Hot Tub Time Machine 2, on the other hand, casts itself far astray from its predecessor. In this sequel, we find our regular cast of characters (Rob Corddry, Craig Robinson, and Clark Duke – John Cusack is absent this time around) living the good future they’ve carved out for themselves in their last outing. But they’re unhappy. Ego and wealth has seized hold of them, and in Corddry’s case, has turned him into a frustratingly awful monster that no one, not even his wife or son, can stand. It’s during the middle of a party where Fate propels them on another adventure, as a cloaked assassin shoots Corddry in the family jewels. The team rallies together and plunges through the pool of time to find this assassin and halt a “friend’s” murder.
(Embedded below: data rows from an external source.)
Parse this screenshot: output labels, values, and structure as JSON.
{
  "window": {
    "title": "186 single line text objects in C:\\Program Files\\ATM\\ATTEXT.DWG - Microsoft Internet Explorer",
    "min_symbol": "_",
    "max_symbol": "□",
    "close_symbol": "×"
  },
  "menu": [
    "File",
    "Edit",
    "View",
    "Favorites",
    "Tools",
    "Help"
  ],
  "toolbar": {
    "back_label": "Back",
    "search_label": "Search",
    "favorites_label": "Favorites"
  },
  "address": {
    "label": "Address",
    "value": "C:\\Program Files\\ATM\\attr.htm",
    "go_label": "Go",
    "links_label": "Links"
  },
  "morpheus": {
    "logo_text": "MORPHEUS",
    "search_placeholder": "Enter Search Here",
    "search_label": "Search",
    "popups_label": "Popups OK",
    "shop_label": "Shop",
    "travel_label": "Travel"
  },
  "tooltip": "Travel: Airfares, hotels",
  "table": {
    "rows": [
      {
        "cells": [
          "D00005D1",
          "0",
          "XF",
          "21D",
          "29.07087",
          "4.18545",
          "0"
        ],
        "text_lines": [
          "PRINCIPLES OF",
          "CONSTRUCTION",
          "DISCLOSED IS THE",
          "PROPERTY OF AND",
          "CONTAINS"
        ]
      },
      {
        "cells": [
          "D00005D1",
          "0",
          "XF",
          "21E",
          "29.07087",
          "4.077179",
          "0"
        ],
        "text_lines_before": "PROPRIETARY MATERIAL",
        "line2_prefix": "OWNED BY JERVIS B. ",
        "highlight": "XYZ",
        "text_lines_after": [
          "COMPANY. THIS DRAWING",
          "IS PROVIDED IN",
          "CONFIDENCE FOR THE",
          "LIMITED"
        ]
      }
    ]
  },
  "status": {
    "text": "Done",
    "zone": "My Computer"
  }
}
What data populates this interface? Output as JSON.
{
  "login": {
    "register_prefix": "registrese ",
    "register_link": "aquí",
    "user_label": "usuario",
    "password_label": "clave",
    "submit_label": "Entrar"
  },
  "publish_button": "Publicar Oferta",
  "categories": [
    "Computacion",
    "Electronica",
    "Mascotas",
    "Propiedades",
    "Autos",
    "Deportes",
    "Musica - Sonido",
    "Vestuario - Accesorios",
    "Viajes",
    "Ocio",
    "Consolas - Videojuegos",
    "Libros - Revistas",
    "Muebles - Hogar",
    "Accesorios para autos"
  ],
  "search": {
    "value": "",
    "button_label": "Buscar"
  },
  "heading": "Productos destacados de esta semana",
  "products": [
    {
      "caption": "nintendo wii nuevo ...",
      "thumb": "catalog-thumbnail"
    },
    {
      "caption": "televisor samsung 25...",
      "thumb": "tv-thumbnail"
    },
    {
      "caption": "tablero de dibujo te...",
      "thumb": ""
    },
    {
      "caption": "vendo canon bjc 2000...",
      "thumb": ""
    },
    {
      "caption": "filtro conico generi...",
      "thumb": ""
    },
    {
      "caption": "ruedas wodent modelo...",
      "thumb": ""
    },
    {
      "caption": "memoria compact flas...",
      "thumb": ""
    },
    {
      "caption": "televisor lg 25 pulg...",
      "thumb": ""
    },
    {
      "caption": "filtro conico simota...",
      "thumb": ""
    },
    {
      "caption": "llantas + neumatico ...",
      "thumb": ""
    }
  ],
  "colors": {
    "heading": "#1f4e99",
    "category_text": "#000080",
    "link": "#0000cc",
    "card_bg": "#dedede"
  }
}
Along the way, our protagonists meet up with Adam Scott, cast as a replacement to and a bastard child of John Cusack’s character. And it’s through Scott that Robinson, Duke, and Corddry discover they weren’t just propelled into the future, they were cast onto an alternate timeline, a recurring joke intended to spoof several popular movie franchises as of late, most notably The Terminator franchise. After a convoluted exposition and an overdone foundation for time travel, hilarity ensues.

So the audience waits. And waits. And waits. The sounds of candy wrappers and teeth mashing popcorn echo off the walls of the theater. A few people cough. Someone blows snot into tissue paper. A cell phone warbles the classic Power Rangers theme through a pair of jeans. But no one laughs. The audience is so stoic, I find myself wondering if I accidentally stumbled into a screening of American Sniper. Nope. Rob Corddry is onscreen vomiting penis jokes at a mile a minute. And no one is laughing.